Notes on design

simdzone draws inspiration from the simdjson project. The simdjson project demonstrates that throughput can be much improved using single instruction, multiple data (SIMD) instructions found in modern processors.

The simdjson paper describes the technical details in great depth and is definitely worth reading first. A concise recap to understand where simdzone is different.

simdjson operates in two stages. simdjson first allocates enough memory to store the document and the worst-case number of indexes. The first stage, or indexing stage, operates on 64-byte blocks and uses vectorized classification to identify structural characters. Relative indexes are stored in a bitmask and binary logic is used to identify strings and sequences of non-structural characters. Using more binary logic, the indexes of all structural characters and the first character of each sequence is retained. Fast population and trailing zero count instructions found in modern processors are then used to write out indexes in order to a vector, dubbed “tape” by simdjson.

The second stage iterates all indexes and parses booleans, integers, floating-point values, strings and any structurals, constructing the Document Object Model (DOM) on-the-fly. SIMD instructions are used to avoid branching as much as possible.

simdzone adheres to most basic principles, but there are some important modifications due to differences between both formats.

Note

This document is meant to capture important notes on the inner workings of simdzone, it is currently work-in-progress.

Buffered operation

simdzone was created to work with large DNS zones more conveniently.

.com (~161 million domains, ~24GB in size)
.nl (~6.3 million domains)
.se (~1.4 million domains, ~1.2GB in size)

Keeping all data in memory for parsing and serving means a minimum of ~50GB of memory is required for loading .com. Not counting the structures to retain ordering and hierarchy, which typically require more memory than the data. As a result, simdzone retains the notion of a tape and two separate stages, but indexing happens on-the-fly as required.

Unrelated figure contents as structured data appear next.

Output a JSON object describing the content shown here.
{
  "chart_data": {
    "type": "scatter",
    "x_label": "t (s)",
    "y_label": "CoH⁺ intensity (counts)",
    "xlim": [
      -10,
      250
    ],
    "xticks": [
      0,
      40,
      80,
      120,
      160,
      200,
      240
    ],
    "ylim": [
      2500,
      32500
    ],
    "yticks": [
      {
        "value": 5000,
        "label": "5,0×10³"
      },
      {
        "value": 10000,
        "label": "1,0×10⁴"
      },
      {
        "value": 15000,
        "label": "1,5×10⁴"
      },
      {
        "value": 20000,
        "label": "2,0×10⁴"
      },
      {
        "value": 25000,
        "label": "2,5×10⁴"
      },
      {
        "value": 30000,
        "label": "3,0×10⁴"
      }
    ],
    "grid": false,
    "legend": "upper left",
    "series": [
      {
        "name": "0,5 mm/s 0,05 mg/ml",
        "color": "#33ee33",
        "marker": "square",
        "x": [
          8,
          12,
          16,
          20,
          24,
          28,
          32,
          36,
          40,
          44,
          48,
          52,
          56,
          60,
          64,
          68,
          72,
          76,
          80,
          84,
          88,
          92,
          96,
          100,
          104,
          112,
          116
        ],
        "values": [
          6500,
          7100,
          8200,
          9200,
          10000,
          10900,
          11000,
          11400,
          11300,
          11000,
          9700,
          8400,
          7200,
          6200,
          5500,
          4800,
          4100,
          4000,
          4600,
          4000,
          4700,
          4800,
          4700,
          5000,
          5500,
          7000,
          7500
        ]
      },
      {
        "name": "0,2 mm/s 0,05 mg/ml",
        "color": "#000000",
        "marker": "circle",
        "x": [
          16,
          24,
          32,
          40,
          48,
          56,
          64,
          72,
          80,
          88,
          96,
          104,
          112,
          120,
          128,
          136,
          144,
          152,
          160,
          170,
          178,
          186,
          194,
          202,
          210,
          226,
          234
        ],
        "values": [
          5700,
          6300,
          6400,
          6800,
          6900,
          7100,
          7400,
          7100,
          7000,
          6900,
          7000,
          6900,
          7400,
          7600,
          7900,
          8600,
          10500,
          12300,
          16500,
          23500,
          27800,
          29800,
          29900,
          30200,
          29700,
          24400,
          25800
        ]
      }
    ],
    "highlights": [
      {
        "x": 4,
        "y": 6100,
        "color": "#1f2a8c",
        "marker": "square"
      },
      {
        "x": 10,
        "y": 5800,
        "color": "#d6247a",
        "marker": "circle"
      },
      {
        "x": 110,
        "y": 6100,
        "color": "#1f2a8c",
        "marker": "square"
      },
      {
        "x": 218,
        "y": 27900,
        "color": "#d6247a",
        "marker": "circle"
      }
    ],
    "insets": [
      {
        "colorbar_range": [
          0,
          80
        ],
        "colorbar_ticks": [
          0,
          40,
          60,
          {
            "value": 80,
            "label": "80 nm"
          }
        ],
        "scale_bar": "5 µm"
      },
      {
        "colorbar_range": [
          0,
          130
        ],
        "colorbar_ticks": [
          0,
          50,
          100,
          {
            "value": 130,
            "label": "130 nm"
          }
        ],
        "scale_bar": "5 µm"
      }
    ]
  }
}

On-the-fly indexing is also required because the DNS presentation format supports the $INCLUDE control directive. If such a control directive is encountered, the parser is expected to parse the data in the specified file before parsing the remaining contents in the current file. Tape operation is therefore managed on a per file base.

On-the-fly indexing is a good tradeoff, but does introduce some complexity with regards to handling partial tokens.

Padded operation

The AVX-512 instruction set offers masked load and store operations, earlier instruction sets, like SSE4.2 and AVX2 do not. simdzone requires input buffers to be sufficiently large enough to ensure optimized operations can safely load blocks of input data without reading past the buffer limit. This requirement is of no concern to the user when parsing files as simdzone manages input buffers. The requirement is of concern when the user provides the input directly as the buffer must be null-terminated and padded.

Note

Future releases may lift this requirement by using fallback implementations for the last set of tokens that are not sufficiently padded.

Comments

simdzone uses much of same classification algorithm, with one caveat. The DNS presentation format supports comments, which makes classification a bit more difficult. A scalar loop is used to correctly discard semicolons within strings and quotes within comments.

Delimiters

The DNS presentation format is less strict. JSON requires strings to be quoted, the same is not true for the DNS presentation format. Strings in TXT records maybe written as a set of contiguous characters without interior spaces or as a string beginning with a " (quote) and ending with a ". RFC 9460 introduces SvcParams, the value of which may be quoted or not. To avoid writing more than one parser for types, store the length of the token so that the parser does not have to scan for the delimiter.

Rather than storing the data once and determine by inspection of delimiting index if tape must be advanced again, use two separate tapes. Since the format is tabular, master files rarely contain structural characters other than newlines, therefore the overhead is small. The same logic is used when writing indexes to the tapes.

Predictability

Once the RTYPE is known, the RDATA layout is more-or-less predictable. This knowledge can be leveraged to expect the right token and fallback to a slower path. That way the optimized path can be inlined while the slower path resides in a function. Binary size hereby reduced as much as possible while token extraction is as fast as can be. This knowledge also allows for calling the correct parser functions in order, eliminating the need for more calling more generalized parser functions based on a descriptor table.